The key element of the new material is polymers with internal microporosity (PIM), whose cavities are filled with nano-sized ceramic particles. Since the electrolyte remains flexible and elastic, manufacturers can make rolls of lithium foil with electrolyte as a laminate between the anode and the battery separator, Science Daily writes.

To demonstrate the ability to suppress dendrites, the team created a 3D image of the interaction of lithium metal with an electrolyte using X-rays and visualized the deposition of lithium layers over 16 hours, under the influence of strong currents.

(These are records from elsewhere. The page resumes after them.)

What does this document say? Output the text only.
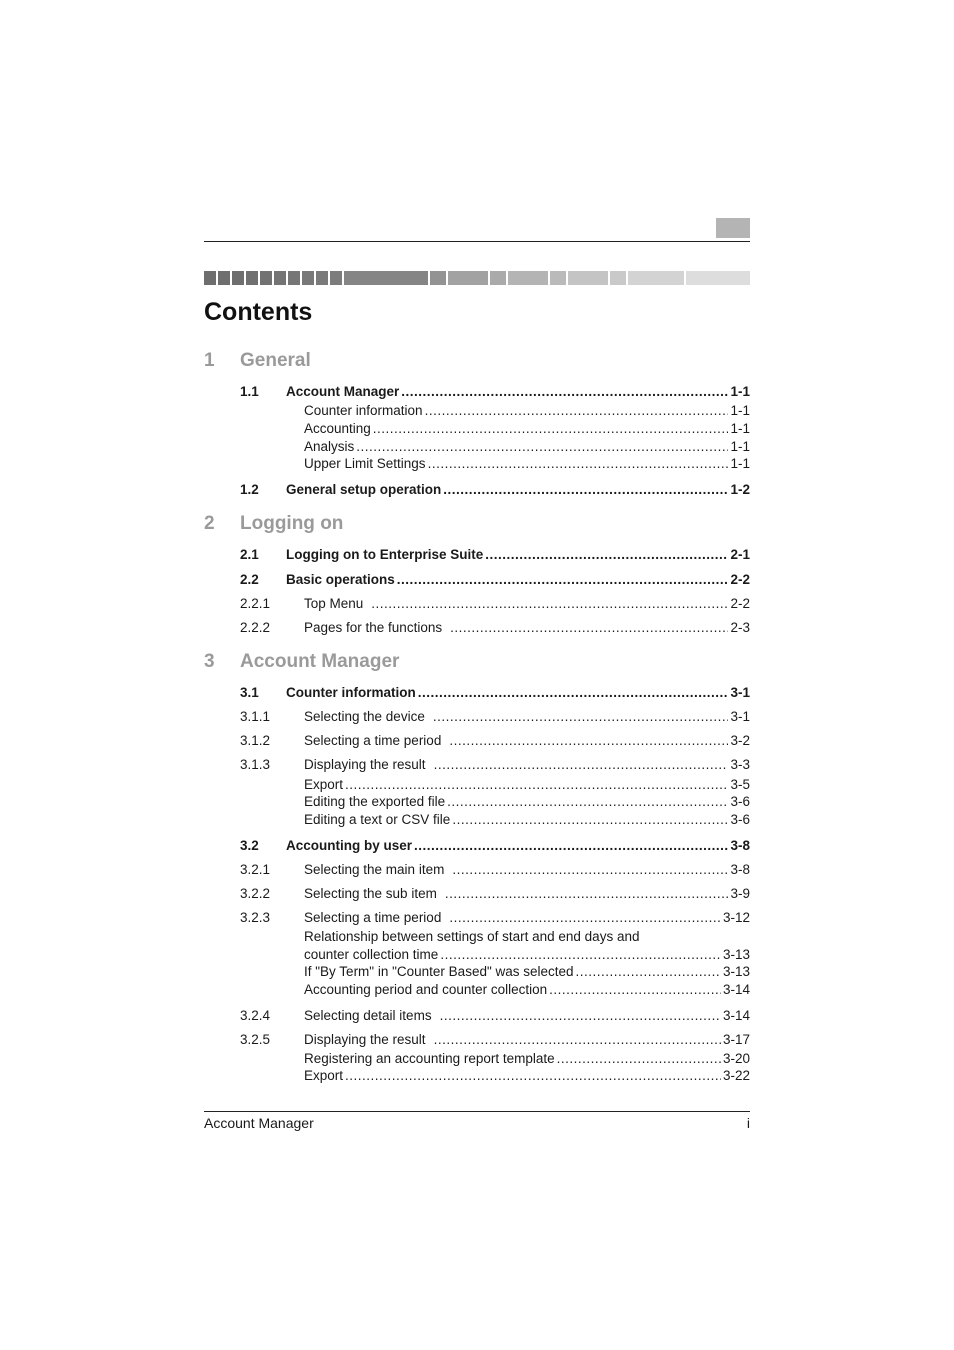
Contents
1 General
2 Logging on
3 Account Manager
1.1 Account Manager .....	1-1
Counter information .....	1-1
Accounting .....	1-1
Analysis .....	1-1
Upper Limit Settings .....	1-1
1.2 General setup operation .....	1-2
2.1 Logging on to Enterprise Suite .....	2-1
2.2 Basic operations .....	2-2
2.2.1	Top Menu .....	2-2
2.2.2	Pages for the functions .....	2-3
3.1 Counter information .....	3-1
3.1.1	Selecting the device .....	3-1
3.1.2	Selecting a time period .....	3-2
3.1.3	Displaying the result .....	3-3
Export .....	3-5
Editing the exported file .....	3-6
Editing a text or CSV file .....	3-6
3.2 Accounting by user .....	3-8
3.2.1	Selecting the main item .....	3-8
3.2.2	Selecting the sub item .....	3-9
3.2.3	Selecting a time period .....	3-12
Relationship between settings of start and end days and
counter collection time .....	3-13
If "By Term" in "Counter Based" was selected .....	3-13
Accounting period and counter collection .....	3-14
3.2.4	Selecting detail items .....	3-14
3.2.5	Displaying the result .....	3-17
Registering an accounting report template .....	3-20
Export .....	3-22
Account Manager	i
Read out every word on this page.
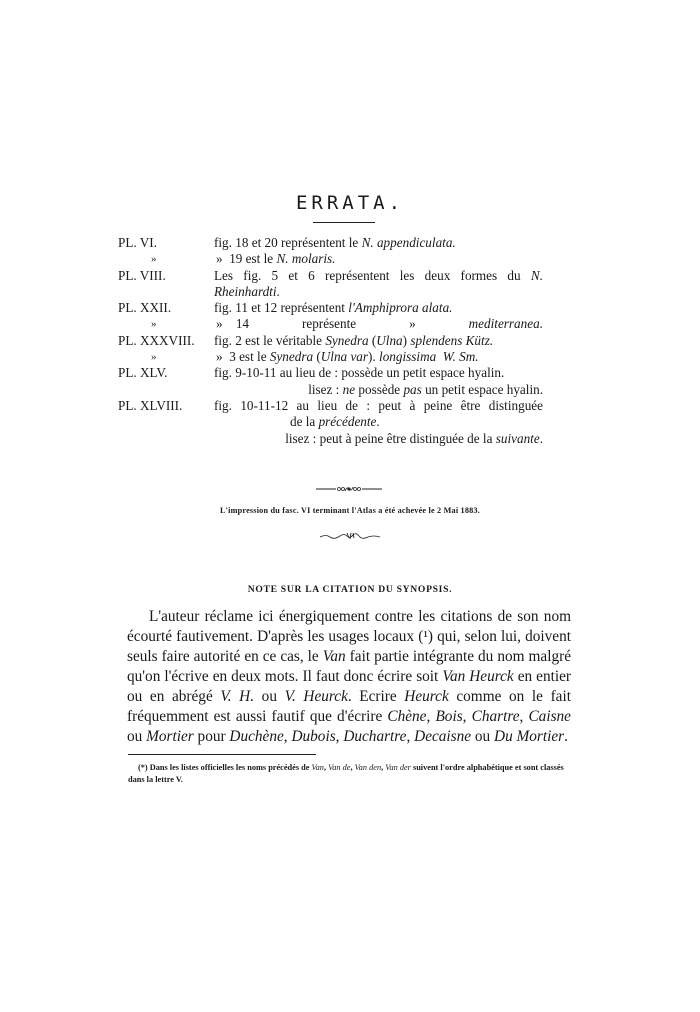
ERRATA.
PL. VI.	fig. 18 et 20 représentent le N. appendiculata.
»	»  19 est le N. molaris.
PL. VIII.	Les fig. 5 et 6 représentent les deux formes du N.
Rheinhardti.
PL. XXII.	fig. 11 et 12 représentent l'Amphiprora alata.
»	»  14        représente        »        mediterranea.
PL. XXXVIII.	fig. 2 est le véritable Synedra (Ulna) splendens Kütz.
»	»  3 est le Synedra (Ulna var). longissima  W. Sm.
PL. XLV.	fig. 9-10-11 au lieu de : possède un petit espace hyalin.
lisez : ne possède pas un petit espace hyalin.
PL. XLVIII.	fig. 10-11-12 au lieu de : peut à peine être distinguée
de la précédente.
lisez : peut à peine être distinguée de la suivante.
L'impression du fasc. VI terminant l'Atlas a été achevée le 2 Mai 1883.
NOTE SUR LA CITATION DU SYNOPSIS.

L'auteur réclame ici énergiquement contre les citations de son nom écourté fautivement. D'après les usages locaux (¹) qui, selon lui, doivent seuls faire autorité en ce cas, le Van fait partie intégrante du nom malgré qu'on l'écrive en deux mots. Il faut donc écrire soit Van Heurck en entier ou en abrégé V. H. ou V. Heurck. Ecrire Heurck comme on le fait fréquemment est aussi fautif que d'écrire Chène, Bois, Chartre, Caisne ou Mortier pour Duchène, Dubois, Duchartre, Decaisne ou Du Mortier.

(*) Dans les listes officielles les noms précédés de Van, Van de, Van den, Van der suivent l'ordre alphabétique et sont classés dans la lettre V.
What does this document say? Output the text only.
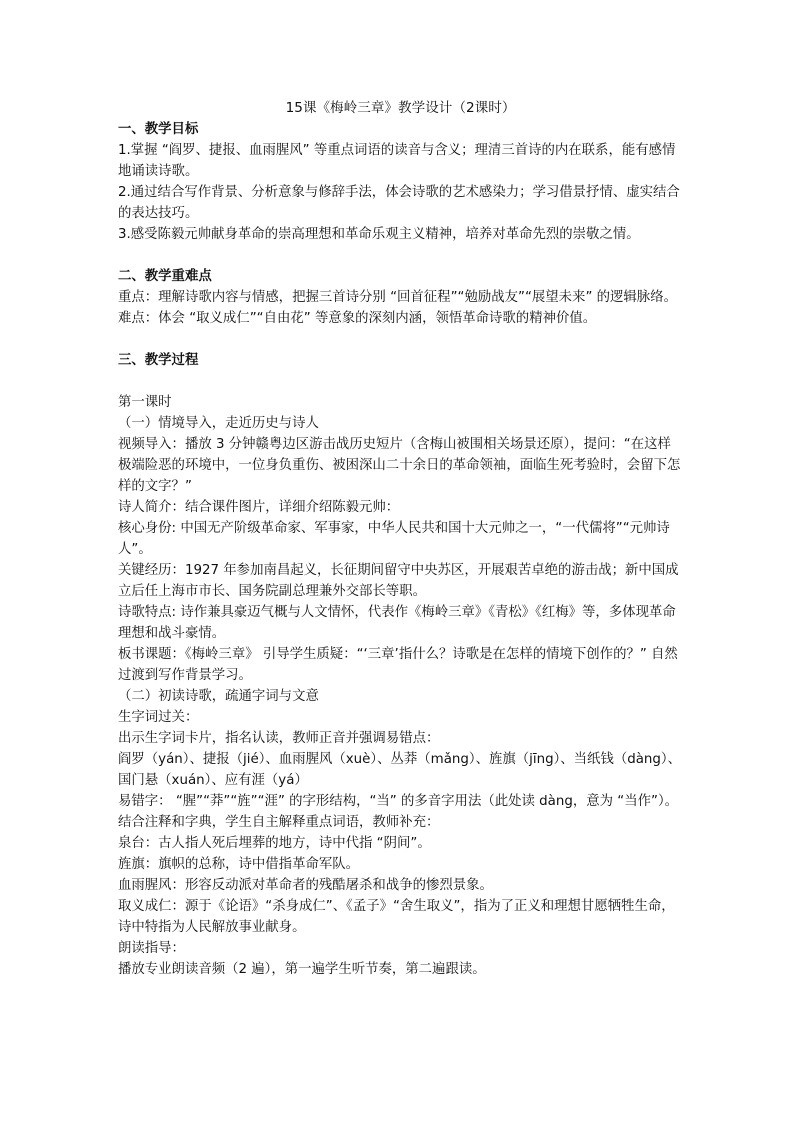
15课《梅岭三章》教学设计（2课时）

一、教学目标

1.掌握 “阎罗、捷报、血雨腥风” 等重点词语的读音与含义；理清三首诗的内在联系，能有感情地诵读诗歌。

2.通过结合写作背景、分析意象与修辞手法，体会诗歌的艺术感染力；学习借景抒情、虚实结合的表达技巧。

3.感受陈毅元帅献身革命的崇高理想和革命乐观主义精神，培养对革命先烈的崇敬之情。

二、教学重难点

重点：理解诗歌内容与情感，把握三首诗分别 “回首征程”“勉励战友”“展望未来” 的逻辑脉络。

难点：体会 “取义成仁”“自由花” 等意象的深刻内涵，领悟革命诗歌的精神价值。

三、教学过程

第一课时

（一）情境导入，走近历史与诗人

视频导入：播放 3 分钟赣粤边区游击战历史短片（含梅山被围相关场景还原），提问：“在这样极端险恶的环境中，一位身负重伤、被困深山二十余日的革命领袖，面临生死考验时，会留下怎样的文字？”

诗人简介：结合课件图片，详细介绍陈毅元帅：

核心身份: 中国无产阶级革命家、军事家，中华人民共和国十大元帅之一，“一代儒将”“元帅诗人”。

关键经历：1927 年参加南昌起义，长征期间留守中央苏区，开展艰苦卓绝的游击战；新中国成立后任上海市市长、国务院副总理兼外交部长等职。

诗歌特点: 诗作兼具豪迈气概与人文情怀，代表作《梅岭三章》《青松》《红梅》等，多体现革命理想和战斗豪情。

板书课题：《梅岭三章》 引导学生质疑：“‘三章’指什么？诗歌是在怎样的情境下创作的？” 自然过渡到写作背景学习。

（二）初读诗歌，疏通字词与文意

生字词过关：

出示生字词卡片，指名认读，教师正音并强调易错点：

阎罗（yán）、捷报（jié）、血雨腥风（xuè）、丛莽（mǎng）、旌旗（jīng）、当纸钱（dàng）、国门悬（xuán）、应有涯（yá）

易错字： “腥”“莽”“旌”“涯” 的字形结构，“当” 的多音字用法（此处读 dàng，意为 “当作”）。

结合注释和字典，学生自主解释重点词语，教师补充：

泉台：古人指人死后埋葬的地方，诗中代指 “阴间”。

旌旗：旗帜的总称，诗中借指革命军队。

血雨腥风：形容反动派对革命者的残酷屠杀和战争的惨烈景象。

取义成仁：源于《论语》“杀身成仁”、《孟子》“舍生取义”，指为了正义和理想甘愿牺牲生命，诗中特指为人民解放事业献身。

朗读指导：

播放专业朗读音频（2 遍），第一遍学生听节奏，第二遍跟读。
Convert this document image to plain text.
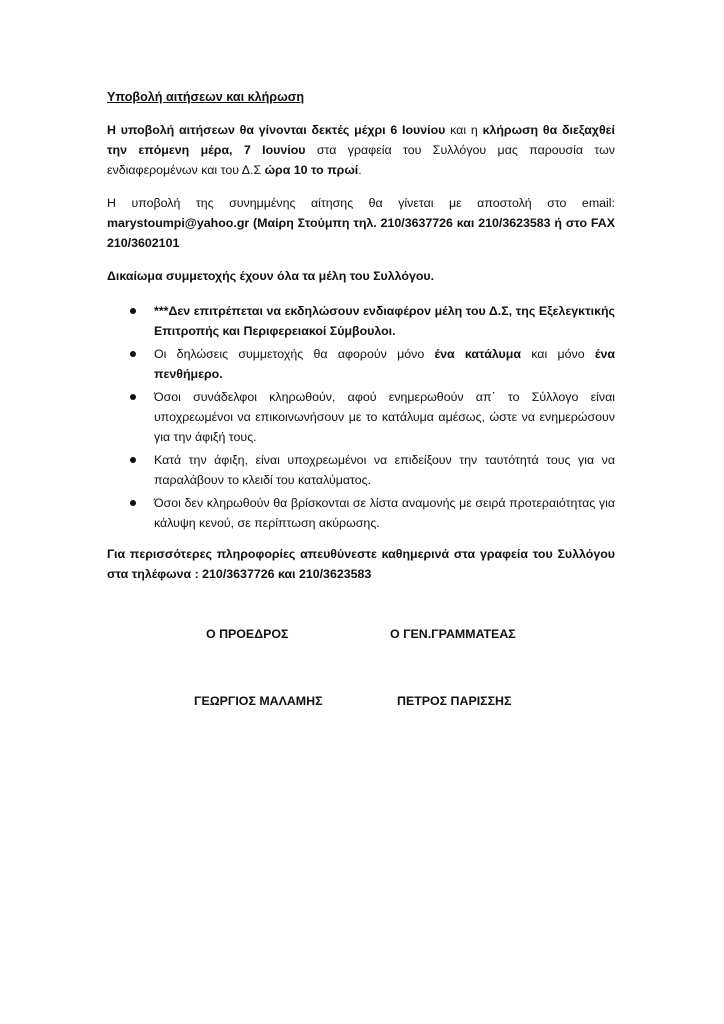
Υποβολή αιτήσεων και κλήρωση

Η υποβολή αιτήσεων θα γίνονται δεκτές μέχρι 6 Ιουνίου και η κλήρωση θα διεξαχθεί την επόμενη μέρα, 7 Ιουνίου στα γραφεία του Συλλόγου μας παρουσία των ενδιαφερομένων και του Δ.Σ ώρα 10 το πρωί.

Η υποβολή της συνημμένης αίτησης θα γίνεται με αποστολή στο email: marystoumpi@yahoo.gr (Μαίρη Στούμπη τηλ. 210/3637726 και 210/3623583 ή στο FAX 210/3602101

Δικαίωμα συμμετοχής έχουν όλα τα μέλη του Συλλόγου.

***Δεν επιτρέπεται να εκδηλώσουν ενδιαφέρον μέλη του Δ.Σ, της Εξελεγκτικής Επιτροπής και Περιφερειακοί Σύμβουλοι.
Οι δηλώσεις συμμετοχής θα αφορούν μόνο ένα κατάλυμα και μόνο ένα πενθήμερο.
Όσοι συνάδελφοι κληρωθούν, αφού ενημερωθούν απ΄ το Σύλλογο είναι υποχρεωμένοι να επικοινωνήσουν με το κατάλυμα αμέσως, ώστε να ενημερώσουν για την άφιξή τους.
Κατά την άφιξη, είναι υποχρεωμένοι να επιδείξουν την ταυτότητά τους για να παραλάβουν το κλειδί του καταλύματος.
Όσοι δεν κληρωθούν θα βρίσκονται σε λίστα αναμονής με σειρά προτεραιότητας για κάλυψη κενού, σε περίπτωση ακύρωσης.

Για περισσότερες πληροφορίες απευθύνεστε καθημερινά στα γραφεία του Συλλόγου στα τηλέφωνα : 210/3637726 και 210/3623583

Ο ΠΡΟΕΔΡΟΣ	Ο ΓΕΝ.ΓΡΑΜΜΑΤΕΑΣ

ΓΕΩΡΓΙΟΣ ΜΑΛΑΜΗΣ	ΠΕΤΡΟΣ ΠΑΡΙΣΣΗΣ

The lithium layer gradually grew, but no significant signs of the presence of dendrites were found.

“Our dendrite suppression technology has exciting implications for the battery industry,” said study co-author Brett Helms of the Berkeley Lab. “It enables battery manufacturers to produce safer lithium metal batteries with high energy density and long lifespan.”

Helms is also confident that lithium metal batteries made with the new electrolyte can also be used to power eVTOL (vertical takeoff and landing) electric aircraft – they can provide the necessary power and high energy storage density.

Startup Advano also proposes replacing the graphite anode of lithium-ion batteries, but not with lithium metal, but with silicon. This can increase the battery capacity by about ten times. However, silicon swells during charging and can damage the internals of the battery. To prevent this, silicon carbide particles are applied to the anode.